Mademoiselle, descendez de cette chaise tout de suite vous perturbez tout le monde, me criait un homme barbus, étant un peu gros.

Monsieur, je fais ce que je veux j'ai payé pour être là, tu vois ça ? C'est ma place ! Je pointais la chaise les yeux fermés.

En plus elle est irrespectueuse ! L'homme s'énervait.

Laissez, je m'en occupe. J'ai entendu. Puis quelqu'un me prenait par la main.

Mais laissez-moi! Je suis libre, je suis plus une gamine, foutez moi la paix un peu ! Ma voix raisonnait tellement fort, je manquais de tomber de la chaise.

J'ouvrais doucement mes yeux et vis tous mes amis dormir, puis sans m'en rendre compte, je sombrais dans le noir total.


~


Lorsque je commençais à me réveiller, je me sentais apaisée, j'étais dans quelque chose de doux, j'en déduisais donc que c'était mon lit, j'ouvrais petit à petit les yeux et la lumière du jour m'aveuglait, je me cachais sous la couette.

Vous vous êtes réveillée mademoiselle ?

Une voix d'homme ? Impossible que ce soit chez moi.

J'enlevais la couette et me levais brusquement du lit, tellement vite que j'en perdais l'équilibre, l'inconnu en face de moi me rattrapait et je m'éloignais subitement.

Qui...qui êtes-vous ? Qu'est-ce que je fais là ? Dans votre lit ?

Je passais mes mains dans les cheveux, gênée, l'homme en face de moi devait avoir la trentaine.

Vous avez créé des ennuis dans le Pub, j'étais obligé de vous emmener ici.

Je..est-ce qu'on a..?  Vous n'êtes pas un pervers rassurez-moi. 
Je regrettais aussitôt d'avoir poser cette question. Ce grand brun aux yeux noisettes parassait être mon style,mais non !

Non, jamais je ne ferais ça à quelqu'un de saoul.

Je regardais paniquée à droite, à gauche, cherchant ma veste.
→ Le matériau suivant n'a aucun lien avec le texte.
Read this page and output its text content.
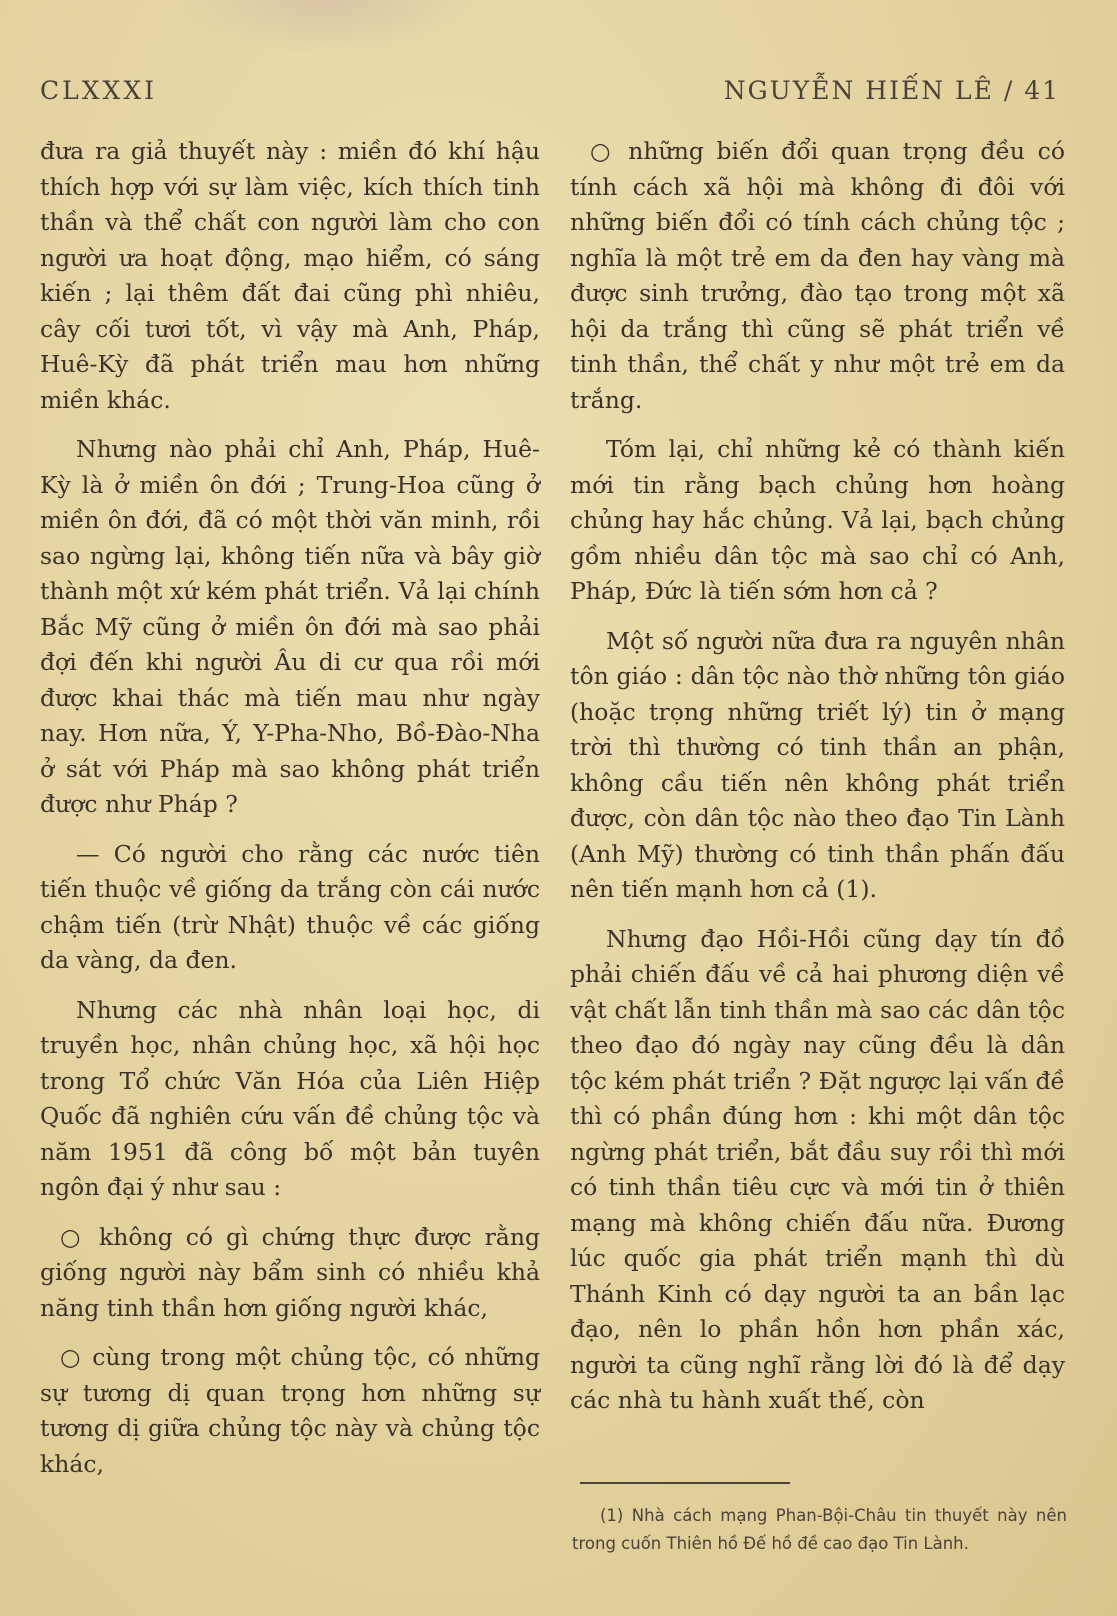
CLXXXI	NGUYỄN HIẾN LÊ / 41

đưa ra giả thuyết này : miền đó khí hậu thích hợp với sự làm việc, kích thích tinh thần và thể chất con người làm cho con người ưa hoạt động, mạo hiểm, có sáng kiến ; lại thêm đất đai cũng phì nhiêu, cây cối tươi tốt, vì vậy mà Anh, Pháp, Huê-Kỳ đã phát triển mau hơn những miền khác.

Nhưng nào phải chỉ Anh, Pháp, Huê-Kỳ là ở miền ôn đới ; Trung-Hoa cũng ở miền ôn đới, đã có một thời văn minh, rồi sao ngừng lại, không tiến nữa và bây giờ thành một xứ kém phát triển. Vả lại chính Bắc Mỹ cũng ở miền ôn đới mà sao phải đợi đến khi người Âu di cư qua rồi mới được khai thác mà tiến mau như ngày nay. Hơn nữa, Ý, Y-Pha-Nho, Bồ-Đào-Nha ở sát với Pháp mà sao không phát triển được như Pháp ?

— Có người cho rằng các nước tiên tiến thuộc về giống da trắng còn cái nước chậm tiến (trừ Nhật) thuộc về các giống da vàng, da đen.

Nhưng các nhà nhân loại học, di truyền học, nhân chủng học, xã hội học trong Tổ chức Văn Hóa của Liên Hiệp Quốc đã nghiên cứu vấn đề chủng tộc và năm 1951 đã công bố một bản tuyên ngôn đại ý như sau :

○ không có gì chứng thực được rằng giống người này bẩm sinh có nhiều khả năng tinh thần hơn giống người khác,

○ cùng trong một chủng tộc, có những sự tương dị quan trọng hơn những sự tương dị giữa chủng tộc này và chủng tộc khác,

○ những biến đổi quan trọng đều có tính cách xã hội mà không đi đôi với những biến đổi có tính cách chủng tộc ; nghĩa là một trẻ em da đen hay vàng mà được sinh trưởng, đào tạo trong một xã hội da trắng thì cũng sẽ phát triển về tinh thần, thể chất y như một trẻ em da trắng.

Tóm lại, chỉ những kẻ có thành kiến mới tin rằng bạch chủng hơn hoàng chủng hay hắc chủng. Vả lại, bạch chủng gồm nhiều dân tộc mà sao chỉ có Anh, Pháp, Đức là tiến sớm hơn cả ?

Một số người nữa đưa ra nguyên nhân tôn giáo : dân tộc nào thờ những tôn giáo (hoặc trọng những triết lý) tin ở mạng trời thì thường có tinh thần an phận, không cầu tiến nên không phát triển được, còn dân tộc nào theo đạo Tin Lành (Anh Mỹ) thường có tinh thần phấn đấu nên tiến mạnh hơn cả (1).

Nhưng đạo Hồi-Hồi cũng dạy tín đồ phải chiến đấu về cả hai phương diện về vật chất lẫn tinh thần mà sao các dân tộc theo đạo đó ngày nay cũng đều là dân tộc kém phát triển ? Đặt ngược lại vấn đề thì có phần đúng hơn : khi một dân tộc ngừng phát triển, bắt đầu suy rồi thì mới có tinh thần tiêu cực và mới tin ở thiên mạng mà không chiến đấu nữa. Đương lúc quốc gia phát triển mạnh thì dù Thánh Kinh có dạy người ta an bần lạc đạo, nên lo phần hồn hơn phần xác, người ta cũng nghĩ rằng lời đó là để dạy các nhà tu hành xuất thế, còn

(1) Nhà cách mạng Phan-Bội-Châu tin thuyết này nên trong cuốn Thiên hồ Đế hồ đề cao đạo Tin Lành.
Je dois partir, mes amis, où sont-ils ?

Il m'a tendu ma veste.

Ils sont rentrés après que l'une de vos amies ait appelé son père, qu'il l'a au passage, bien grondé.
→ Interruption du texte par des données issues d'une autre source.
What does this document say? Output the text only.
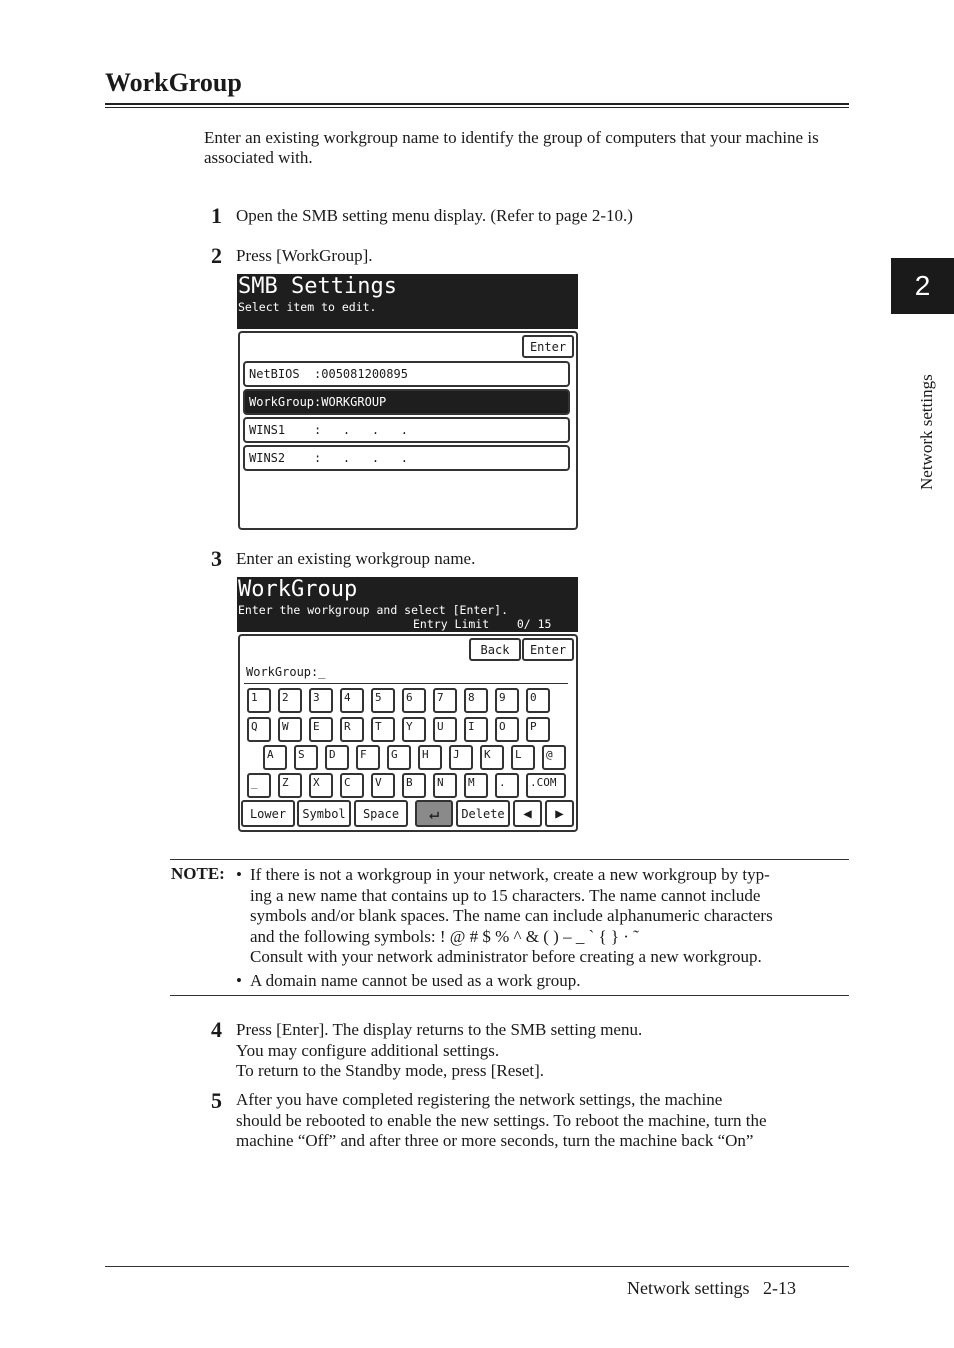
WorkGroup
Enter an existing workgroup name to identify the group of computers that your machine is associated with.
2
Network settings
1 Open the SMB setting menu display. (Refer to page 2-10.)
2 Press [WorkGroup].
SMB Settings
Select item to edit.
Enter
NetBIOS  :005081200895
WorkGroup:WORKGROUP
WINS1    :   .   .   .
WINS2    :   .   .   .
3 Enter an existing workgroup name.
WorkGroup
Enter the workgroup and select [Enter].
Entry Limit    0/ 15
Back	Enter
WorkGroup:_
1	2	3	4	5	6	7	8	9	0
Q	W	E	R	T	Y	U	I	O	P
A	S	D	F	G	H	J	K	L	@
_	Z	X	C	V	B	N	M	.	.COM
Lower	Symbol	Space	↵	Delete	◀	▶
NOTE: • If there is not a workgroup in your network, create a new workgroup by typ-
ing a new name that contains up to 15 characters. The name cannot include
symbols and/or blank spaces. The name can include alphanumeric characters
and the following symbols: ! @ # $ % ^ & ( ) – _ ` { } · ˜
Consult with your network administrator before creating a new workgroup.
• A domain name cannot be used as a work group.
4 Press [Enter]. The display returns to the SMB setting menu.
You may configure additional settings.
To return to the Standby mode, press [Reset].
5 After you have completed registering the network settings, the machine
should be rebooted to enable the new settings. To reboot the machine, turn the
machine “Off” and after three or more seconds, turn the machine back “On”
Network settings 2-13
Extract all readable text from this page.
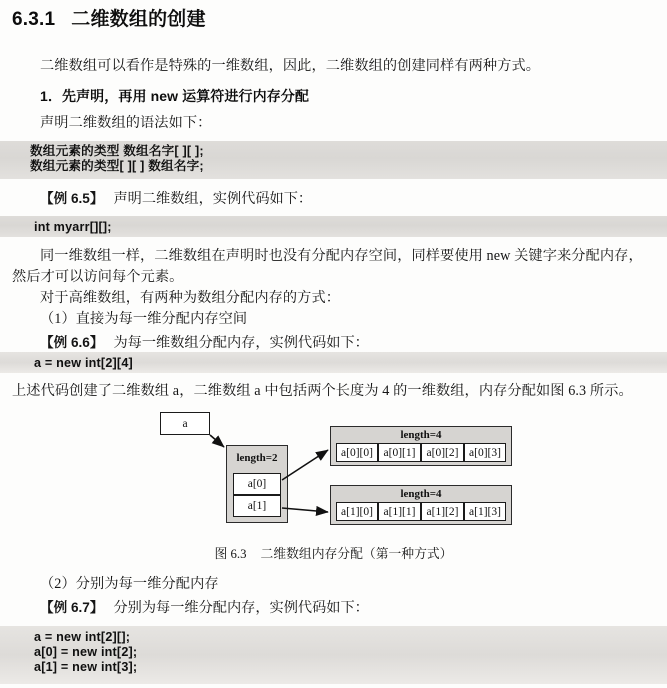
6.3.1 二维数组的创建
二维数组可以看作是特殊的一维数组，因此，二维数组的创建同样有两种方式。
1．先声明，再用 new 运算符进行内存分配
声明二维数组的语法如下：
数组元素的类型 数组名字[ ][ ];
数组元素的类型[ ][ ] 数组名字;
【例 6.5】 声明二维数组，实例代码如下：
int myarr[][];
同一维数组一样，二维数组在声明时也没有分配内存空间，同样要使用 new 关键字来分配内存，
然后才可以访问每个元素。
对于高维数组，有两种为数组分配内存的方式：
（1）直接为每一维分配内存空间
【例 6.6】 为每一维数组分配内存，实例代码如下：
a = new int[2][4]
上述代码创建了二维数组 a，二维数组 a 中包括两个长度为 4 的一维数组，内存分配如图 6.3 所示。
a
length=2
a[0]
a[1]
length=4
a[0][0] a[0][1] a[0][2] a[0][3]
length=4
a[1][0] a[1][1] a[1][2] a[1][3]
图 6.3 二维数组内存分配（第一种方式）
（2）分别为每一维分配内存
【例 6.7】 分别为每一维分配内存，实例代码如下：
a = new int[2][];
a[0] = new int[2];
a[1] = new int[3];
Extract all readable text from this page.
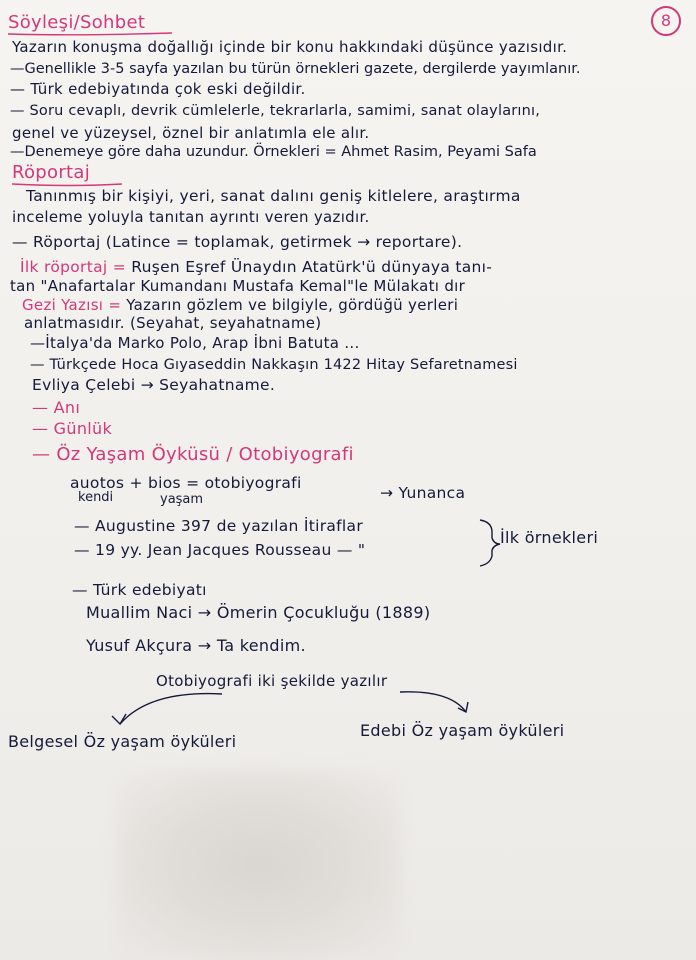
8
Söyleşi/Sohbet
Yazarın konuşma doğallığı içinde bir konu hakkındaki düşünce yazısıdır.
—Genellikle 3-5 sayfa yazılan bu türün örnekleri gazete, dergilerde yayımlanır.
— Türk edebiyatında çok eski değildir.
— Soru cevaplı, devrik cümlelerle, tekrarlarla, samimi, sanat olaylarını,
genel ve yüzeysel, öznel bir anlatımla ele alır.
—Denemeye göre daha uzundur. Örnekleri = Ahmet Rasim, Peyami Safa
Röportaj
Tanınmış bir kişiyi, yeri, sanat dalını geniş kitlelere, araştırma
inceleme yoluyla tanıtan ayrıntı veren yazıdır.
— Röportaj (Latince = toplamak, getirmek → reportare).
İlk röportaj = Ruşen Eşref Ünaydın Atatürk'ü dünyaya tanı-
tan "Anafartalar Kumandanı Mustafa Kemal"le Mülakatı dır
Gezi Yazısı = Yazarın gözlem ve bilgiyle, gördüğü yerleri
anlatmasıdır. (Seyahat, seyahatname)
—İtalya'da Marko Polo, Arap İbni Batuta ...
— Türkçede Hoca Gıyaseddin Nakkaşın 1422 Hitay Sefaretnamesi
Evliya Çelebi → Seyahatname.
— Anı
— Günlük
— Öz Yaşam Öyküsü / Otobiyografi
auotos + bios = otobiyografi
kendi	yaşam	→ Yunanca
— Augustine 397 de yazılan İtiraflar
— 19 yy. Jean Jacques Rousseau — "
İlk örnekleri
— Türk edebiyatı
Muallim Naci → Ömerin Çocukluğu (1889)
Yusuf Akçura → Ta kendim.
Otobiyografi iki şekilde yazılır
Belgesel Öz yaşam öyküleri
Edebi Öz yaşam öyküleri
Pourquoi vous ne m'avez pas laissé rentrer avec eux ?

Vous vous en souvenez donc pas ?

J'essayais de m'en rappeler mais rien n'y faisait.
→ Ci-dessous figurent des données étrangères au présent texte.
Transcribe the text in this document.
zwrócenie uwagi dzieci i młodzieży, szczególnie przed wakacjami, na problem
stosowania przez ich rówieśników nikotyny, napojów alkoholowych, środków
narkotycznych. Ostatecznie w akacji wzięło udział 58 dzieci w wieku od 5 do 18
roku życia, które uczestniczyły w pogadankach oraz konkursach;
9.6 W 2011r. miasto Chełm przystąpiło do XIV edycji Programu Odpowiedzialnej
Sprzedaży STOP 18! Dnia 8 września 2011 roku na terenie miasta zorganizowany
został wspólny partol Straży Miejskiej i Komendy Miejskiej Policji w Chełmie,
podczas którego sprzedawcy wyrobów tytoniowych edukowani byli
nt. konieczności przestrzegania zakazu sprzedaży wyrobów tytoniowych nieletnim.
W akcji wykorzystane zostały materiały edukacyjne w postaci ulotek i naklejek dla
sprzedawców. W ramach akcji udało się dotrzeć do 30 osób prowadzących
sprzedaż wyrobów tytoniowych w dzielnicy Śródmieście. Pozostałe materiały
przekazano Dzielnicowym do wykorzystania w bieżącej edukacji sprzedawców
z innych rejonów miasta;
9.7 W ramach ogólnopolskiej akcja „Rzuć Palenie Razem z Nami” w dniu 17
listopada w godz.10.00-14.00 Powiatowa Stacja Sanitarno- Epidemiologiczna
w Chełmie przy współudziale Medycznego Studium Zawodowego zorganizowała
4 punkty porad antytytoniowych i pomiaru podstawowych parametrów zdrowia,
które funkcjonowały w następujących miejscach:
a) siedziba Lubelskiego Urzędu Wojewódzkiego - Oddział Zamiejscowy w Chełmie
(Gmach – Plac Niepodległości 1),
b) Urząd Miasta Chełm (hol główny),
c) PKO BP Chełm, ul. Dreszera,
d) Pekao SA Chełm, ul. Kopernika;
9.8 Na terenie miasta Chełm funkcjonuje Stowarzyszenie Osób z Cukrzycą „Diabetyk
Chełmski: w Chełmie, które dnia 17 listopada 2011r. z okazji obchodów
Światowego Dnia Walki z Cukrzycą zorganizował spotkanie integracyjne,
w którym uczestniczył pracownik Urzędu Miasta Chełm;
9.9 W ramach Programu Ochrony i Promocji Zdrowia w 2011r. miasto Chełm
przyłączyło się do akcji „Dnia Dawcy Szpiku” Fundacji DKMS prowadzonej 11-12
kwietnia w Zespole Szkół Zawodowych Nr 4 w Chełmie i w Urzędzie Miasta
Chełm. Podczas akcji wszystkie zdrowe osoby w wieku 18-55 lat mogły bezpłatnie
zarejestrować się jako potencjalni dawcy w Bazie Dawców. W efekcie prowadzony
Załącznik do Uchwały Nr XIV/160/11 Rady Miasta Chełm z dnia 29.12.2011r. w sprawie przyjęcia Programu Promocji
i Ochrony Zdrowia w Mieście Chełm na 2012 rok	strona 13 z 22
Vous vous êtes scotchée à moi en disant que j'étais votre sauveur parce que je vous avais évité la chute, au bout de 20 minutes d'attente de la part du chauffeur de votre amie, je lui ai dit de partir. Vous m'avez serré tellement fort dans vos bras que...

Je ne le laissais pas finir et mis ma main sur sa bouche.

Vous pouvez m'épargner des détails, s'il vous plait !

J'avais très honte de moi, une petite dépression et je me laissais aller facilement...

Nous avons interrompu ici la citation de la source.